When “teaching to the test” has so many advantages for students, why do so many educators undermine the experience? It is not testing that worries teachers but the probability that they will be held accountable for test results when many factors that affect academic success are beyond their control or influence. The following are just a few of the changes which must occur before teachers can accept full accountability for test results.

1. Communication between school districts, the state, text book companies, and publishers of testing materials must be improved to promote creation of testing tools compatible with the state’s curriculum. State curriculums must be skill based rather than “innovative”.
2. Teachers must be treated as professionals and given the right to decide which teaching methods and strategies to use in their classroom. Administrators must support all reasonable choices made by the teacher.
3. School boards, school districts, and administrators must no longer require implementation of any teaching strategy which has not been proven academically sound. Studies must be scientifically based and the results replicable and available to teachers before implementation. No Child Left Behind (NCLB) legislation promotes this requirement.
4. States must meet their obligation to provide clearly stated, reasonable standards for each grade level. NCLB legislation establishes this requirement.
5. Schools must have dependable, adequate funding to provide updated curriculum that meets changing curriculum requirements. NCLB provides good funding in this area.

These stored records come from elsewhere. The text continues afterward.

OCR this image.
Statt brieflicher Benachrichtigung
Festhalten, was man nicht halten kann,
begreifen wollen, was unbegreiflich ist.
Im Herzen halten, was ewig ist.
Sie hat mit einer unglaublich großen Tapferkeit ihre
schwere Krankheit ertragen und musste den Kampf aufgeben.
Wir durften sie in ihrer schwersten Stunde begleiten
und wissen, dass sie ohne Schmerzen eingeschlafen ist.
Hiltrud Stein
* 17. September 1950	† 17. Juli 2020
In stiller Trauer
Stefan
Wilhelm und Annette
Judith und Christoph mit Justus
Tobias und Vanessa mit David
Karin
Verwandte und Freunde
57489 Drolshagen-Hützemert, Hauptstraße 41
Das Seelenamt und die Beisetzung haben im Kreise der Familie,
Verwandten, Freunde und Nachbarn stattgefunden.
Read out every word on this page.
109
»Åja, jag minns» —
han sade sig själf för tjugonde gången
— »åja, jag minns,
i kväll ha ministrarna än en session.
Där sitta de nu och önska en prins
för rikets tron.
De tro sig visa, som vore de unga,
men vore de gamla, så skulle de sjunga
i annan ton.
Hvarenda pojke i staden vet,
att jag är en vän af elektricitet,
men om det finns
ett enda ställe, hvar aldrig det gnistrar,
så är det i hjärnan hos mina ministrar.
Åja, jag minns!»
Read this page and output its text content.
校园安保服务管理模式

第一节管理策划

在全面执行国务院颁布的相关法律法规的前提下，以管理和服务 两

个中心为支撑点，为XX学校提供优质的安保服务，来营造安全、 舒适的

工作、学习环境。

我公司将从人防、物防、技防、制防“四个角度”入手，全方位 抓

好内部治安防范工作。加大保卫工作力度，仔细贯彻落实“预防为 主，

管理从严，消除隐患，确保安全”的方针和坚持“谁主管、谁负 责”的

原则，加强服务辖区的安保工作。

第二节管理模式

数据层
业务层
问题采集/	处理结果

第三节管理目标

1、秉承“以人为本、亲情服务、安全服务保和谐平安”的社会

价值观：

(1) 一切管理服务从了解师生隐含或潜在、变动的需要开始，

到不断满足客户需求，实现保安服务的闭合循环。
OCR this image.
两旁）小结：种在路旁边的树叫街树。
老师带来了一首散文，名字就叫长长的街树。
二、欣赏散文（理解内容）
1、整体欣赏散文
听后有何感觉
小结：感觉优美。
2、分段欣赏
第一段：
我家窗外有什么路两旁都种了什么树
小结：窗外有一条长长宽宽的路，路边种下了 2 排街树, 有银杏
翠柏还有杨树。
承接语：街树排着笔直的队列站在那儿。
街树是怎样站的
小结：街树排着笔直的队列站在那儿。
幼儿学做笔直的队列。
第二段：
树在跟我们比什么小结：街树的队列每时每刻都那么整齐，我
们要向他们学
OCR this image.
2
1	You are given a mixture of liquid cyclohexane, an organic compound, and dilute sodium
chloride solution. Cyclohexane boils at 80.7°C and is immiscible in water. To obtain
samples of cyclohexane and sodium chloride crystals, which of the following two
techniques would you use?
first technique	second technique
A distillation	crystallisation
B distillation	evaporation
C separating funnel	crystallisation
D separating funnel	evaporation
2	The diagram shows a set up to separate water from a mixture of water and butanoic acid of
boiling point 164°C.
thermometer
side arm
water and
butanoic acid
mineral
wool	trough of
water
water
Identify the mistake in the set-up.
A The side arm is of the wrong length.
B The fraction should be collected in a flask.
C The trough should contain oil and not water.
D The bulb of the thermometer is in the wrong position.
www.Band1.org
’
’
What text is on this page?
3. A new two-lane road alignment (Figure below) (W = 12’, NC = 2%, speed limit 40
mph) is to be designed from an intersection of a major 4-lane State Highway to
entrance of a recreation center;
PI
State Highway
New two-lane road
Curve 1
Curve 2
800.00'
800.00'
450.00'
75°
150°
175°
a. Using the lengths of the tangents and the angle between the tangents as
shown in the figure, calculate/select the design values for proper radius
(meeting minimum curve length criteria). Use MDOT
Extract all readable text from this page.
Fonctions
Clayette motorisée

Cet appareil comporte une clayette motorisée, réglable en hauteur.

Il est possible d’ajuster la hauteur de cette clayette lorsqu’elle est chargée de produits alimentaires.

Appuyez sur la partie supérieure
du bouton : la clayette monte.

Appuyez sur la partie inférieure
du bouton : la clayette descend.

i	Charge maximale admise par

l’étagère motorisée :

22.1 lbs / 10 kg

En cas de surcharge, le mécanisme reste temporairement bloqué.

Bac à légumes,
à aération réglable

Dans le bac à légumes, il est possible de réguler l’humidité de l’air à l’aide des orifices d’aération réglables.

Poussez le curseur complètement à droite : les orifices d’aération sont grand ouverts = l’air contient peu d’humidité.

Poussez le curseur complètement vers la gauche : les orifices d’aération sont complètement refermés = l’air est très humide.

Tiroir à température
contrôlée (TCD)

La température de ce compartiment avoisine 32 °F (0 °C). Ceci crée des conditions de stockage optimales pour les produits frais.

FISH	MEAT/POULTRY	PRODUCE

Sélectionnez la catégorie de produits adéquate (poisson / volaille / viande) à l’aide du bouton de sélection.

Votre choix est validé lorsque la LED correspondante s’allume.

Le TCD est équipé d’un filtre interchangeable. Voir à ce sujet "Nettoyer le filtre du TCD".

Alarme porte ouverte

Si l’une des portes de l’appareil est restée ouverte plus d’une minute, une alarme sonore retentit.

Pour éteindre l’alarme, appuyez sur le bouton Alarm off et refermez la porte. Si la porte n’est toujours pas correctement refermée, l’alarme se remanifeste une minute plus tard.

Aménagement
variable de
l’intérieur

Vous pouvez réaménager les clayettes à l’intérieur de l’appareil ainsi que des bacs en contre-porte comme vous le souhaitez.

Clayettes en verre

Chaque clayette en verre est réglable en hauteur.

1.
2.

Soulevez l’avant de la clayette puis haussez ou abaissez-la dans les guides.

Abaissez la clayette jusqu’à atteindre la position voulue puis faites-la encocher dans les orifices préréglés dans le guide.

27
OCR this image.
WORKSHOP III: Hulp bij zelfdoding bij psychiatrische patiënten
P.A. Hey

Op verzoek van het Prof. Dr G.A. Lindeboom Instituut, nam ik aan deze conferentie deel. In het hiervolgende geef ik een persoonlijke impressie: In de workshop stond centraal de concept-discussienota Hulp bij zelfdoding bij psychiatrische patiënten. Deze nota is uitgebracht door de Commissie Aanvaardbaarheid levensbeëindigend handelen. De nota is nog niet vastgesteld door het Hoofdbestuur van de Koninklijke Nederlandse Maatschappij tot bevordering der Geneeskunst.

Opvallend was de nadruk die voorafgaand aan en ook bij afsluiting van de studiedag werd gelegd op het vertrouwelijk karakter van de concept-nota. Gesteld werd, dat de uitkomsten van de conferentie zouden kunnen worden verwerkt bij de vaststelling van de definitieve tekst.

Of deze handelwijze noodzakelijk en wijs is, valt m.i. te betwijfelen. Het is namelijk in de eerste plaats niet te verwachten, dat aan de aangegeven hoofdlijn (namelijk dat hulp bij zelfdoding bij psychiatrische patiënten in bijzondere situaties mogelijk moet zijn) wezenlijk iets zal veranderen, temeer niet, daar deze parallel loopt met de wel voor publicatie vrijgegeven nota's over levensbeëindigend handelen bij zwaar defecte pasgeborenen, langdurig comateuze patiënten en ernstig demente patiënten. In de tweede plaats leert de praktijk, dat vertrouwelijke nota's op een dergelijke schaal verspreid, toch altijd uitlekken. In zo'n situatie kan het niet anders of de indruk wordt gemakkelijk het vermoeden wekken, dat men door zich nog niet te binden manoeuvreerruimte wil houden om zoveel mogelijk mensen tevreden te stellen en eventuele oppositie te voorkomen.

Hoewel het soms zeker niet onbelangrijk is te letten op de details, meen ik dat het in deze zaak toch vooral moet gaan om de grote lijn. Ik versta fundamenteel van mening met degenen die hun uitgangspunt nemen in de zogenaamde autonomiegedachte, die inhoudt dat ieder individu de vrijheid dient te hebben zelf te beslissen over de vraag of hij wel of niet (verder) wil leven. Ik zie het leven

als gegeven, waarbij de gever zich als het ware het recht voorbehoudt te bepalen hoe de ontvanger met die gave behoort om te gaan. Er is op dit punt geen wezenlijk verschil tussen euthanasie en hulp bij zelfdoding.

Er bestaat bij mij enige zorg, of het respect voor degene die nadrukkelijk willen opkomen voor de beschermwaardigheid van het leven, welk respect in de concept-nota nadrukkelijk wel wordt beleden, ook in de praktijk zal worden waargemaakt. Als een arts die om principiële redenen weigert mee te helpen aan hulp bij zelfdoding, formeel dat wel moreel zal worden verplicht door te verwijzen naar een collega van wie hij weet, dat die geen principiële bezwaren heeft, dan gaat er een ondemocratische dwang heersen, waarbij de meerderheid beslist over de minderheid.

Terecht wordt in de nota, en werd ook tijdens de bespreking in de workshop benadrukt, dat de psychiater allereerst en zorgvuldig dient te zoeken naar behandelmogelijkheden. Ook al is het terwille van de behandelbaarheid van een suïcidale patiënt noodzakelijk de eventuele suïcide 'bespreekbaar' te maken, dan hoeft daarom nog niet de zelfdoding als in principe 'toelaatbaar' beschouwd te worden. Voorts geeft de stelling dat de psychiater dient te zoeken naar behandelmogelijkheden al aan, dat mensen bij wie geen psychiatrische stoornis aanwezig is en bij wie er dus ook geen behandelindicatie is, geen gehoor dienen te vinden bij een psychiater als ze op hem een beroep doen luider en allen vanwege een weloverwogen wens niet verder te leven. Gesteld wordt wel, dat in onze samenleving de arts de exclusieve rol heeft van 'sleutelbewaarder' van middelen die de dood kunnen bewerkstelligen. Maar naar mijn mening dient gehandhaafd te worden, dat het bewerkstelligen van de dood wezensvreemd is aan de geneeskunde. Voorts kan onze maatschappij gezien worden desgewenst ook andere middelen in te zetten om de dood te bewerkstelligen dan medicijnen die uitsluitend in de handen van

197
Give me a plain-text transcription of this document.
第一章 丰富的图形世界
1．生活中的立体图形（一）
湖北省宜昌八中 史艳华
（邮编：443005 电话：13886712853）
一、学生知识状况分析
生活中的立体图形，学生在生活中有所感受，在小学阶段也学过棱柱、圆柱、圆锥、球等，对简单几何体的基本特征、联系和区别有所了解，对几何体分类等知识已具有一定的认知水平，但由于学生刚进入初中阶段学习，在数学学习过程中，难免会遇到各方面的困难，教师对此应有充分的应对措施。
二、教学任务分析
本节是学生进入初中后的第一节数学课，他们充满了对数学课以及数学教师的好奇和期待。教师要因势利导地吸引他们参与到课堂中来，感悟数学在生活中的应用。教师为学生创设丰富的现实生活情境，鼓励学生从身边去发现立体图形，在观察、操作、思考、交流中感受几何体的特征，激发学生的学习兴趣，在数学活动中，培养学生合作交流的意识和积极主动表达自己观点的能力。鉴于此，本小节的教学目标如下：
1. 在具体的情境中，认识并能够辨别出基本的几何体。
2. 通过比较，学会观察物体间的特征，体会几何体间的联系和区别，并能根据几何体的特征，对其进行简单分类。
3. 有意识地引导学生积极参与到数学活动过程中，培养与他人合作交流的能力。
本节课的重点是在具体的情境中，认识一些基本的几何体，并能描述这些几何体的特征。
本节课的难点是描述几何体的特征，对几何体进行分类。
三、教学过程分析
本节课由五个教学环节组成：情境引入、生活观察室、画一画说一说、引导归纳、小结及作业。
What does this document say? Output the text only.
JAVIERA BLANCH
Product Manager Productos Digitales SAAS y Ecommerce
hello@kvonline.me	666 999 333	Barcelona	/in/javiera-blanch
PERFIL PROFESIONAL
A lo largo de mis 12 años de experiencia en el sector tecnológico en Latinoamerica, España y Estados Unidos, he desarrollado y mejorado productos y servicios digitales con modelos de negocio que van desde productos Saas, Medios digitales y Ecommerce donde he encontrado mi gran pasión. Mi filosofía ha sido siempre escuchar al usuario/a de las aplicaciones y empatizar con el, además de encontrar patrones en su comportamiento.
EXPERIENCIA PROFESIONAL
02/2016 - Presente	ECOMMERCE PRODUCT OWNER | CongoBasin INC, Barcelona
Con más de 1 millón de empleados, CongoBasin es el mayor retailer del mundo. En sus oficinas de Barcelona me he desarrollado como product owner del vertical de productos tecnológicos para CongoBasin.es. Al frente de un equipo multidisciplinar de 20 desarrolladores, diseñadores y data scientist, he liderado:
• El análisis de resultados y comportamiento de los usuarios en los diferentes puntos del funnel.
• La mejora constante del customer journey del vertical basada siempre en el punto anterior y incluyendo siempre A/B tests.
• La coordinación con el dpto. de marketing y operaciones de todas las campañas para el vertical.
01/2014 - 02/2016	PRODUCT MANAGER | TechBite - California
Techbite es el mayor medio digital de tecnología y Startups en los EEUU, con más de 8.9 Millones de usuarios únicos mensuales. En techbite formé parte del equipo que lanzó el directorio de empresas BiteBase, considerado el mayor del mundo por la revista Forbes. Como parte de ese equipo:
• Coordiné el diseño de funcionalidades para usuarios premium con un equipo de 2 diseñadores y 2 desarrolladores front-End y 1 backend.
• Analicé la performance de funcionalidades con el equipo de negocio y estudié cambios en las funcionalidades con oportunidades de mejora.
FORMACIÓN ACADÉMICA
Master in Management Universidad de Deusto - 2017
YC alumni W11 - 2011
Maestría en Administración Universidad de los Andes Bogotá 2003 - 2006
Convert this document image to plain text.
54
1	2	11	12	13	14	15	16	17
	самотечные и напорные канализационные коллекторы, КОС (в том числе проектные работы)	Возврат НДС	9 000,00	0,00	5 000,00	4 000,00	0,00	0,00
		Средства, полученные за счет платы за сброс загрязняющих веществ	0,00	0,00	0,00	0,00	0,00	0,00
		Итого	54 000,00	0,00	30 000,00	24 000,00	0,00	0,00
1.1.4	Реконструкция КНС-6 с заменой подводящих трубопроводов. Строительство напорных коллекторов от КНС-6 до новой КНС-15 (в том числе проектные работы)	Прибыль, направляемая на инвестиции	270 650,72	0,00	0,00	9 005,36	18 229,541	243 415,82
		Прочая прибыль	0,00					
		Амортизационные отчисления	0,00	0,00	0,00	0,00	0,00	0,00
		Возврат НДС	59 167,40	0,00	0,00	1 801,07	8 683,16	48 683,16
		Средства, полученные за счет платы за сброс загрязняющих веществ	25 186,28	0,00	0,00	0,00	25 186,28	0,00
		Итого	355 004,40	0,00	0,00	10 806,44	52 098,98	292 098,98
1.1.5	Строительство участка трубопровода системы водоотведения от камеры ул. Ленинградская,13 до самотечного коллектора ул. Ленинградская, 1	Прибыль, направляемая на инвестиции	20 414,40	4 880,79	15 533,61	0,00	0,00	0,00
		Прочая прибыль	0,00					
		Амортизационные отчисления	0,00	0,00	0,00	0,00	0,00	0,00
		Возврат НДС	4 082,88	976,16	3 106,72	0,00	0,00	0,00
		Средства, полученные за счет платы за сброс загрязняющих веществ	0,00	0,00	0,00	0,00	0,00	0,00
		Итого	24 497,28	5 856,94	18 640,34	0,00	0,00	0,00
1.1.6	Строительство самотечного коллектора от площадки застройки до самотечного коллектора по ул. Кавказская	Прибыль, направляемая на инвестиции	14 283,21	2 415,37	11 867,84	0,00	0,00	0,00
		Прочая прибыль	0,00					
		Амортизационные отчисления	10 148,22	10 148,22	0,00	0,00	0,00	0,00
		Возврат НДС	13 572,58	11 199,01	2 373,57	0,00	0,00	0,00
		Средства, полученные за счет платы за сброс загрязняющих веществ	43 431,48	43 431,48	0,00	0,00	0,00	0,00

6. Adequate, dependable funding must be made available for testing supplies and for communication of testing results. Until NCLB provided significant funding, many states had no funding for regular testing tools, for the time and personnel needed to correct the products of assessment tools, or for distribution of the data provided.
7. Teachers must be allowed to participate in regular evaluations of their administrators’ support of district academic and behavioral standards and of their support for teachers attempting to meet those district standards.

Teachers have little or no control over problems identified by this partial list of changes which are needed before public educators can focus effectively on the academic success of their students. Until teachers have a reasonable measure of control over factors which limit academic success of their students, teachers will continue to resist being held primarily accountable for that success.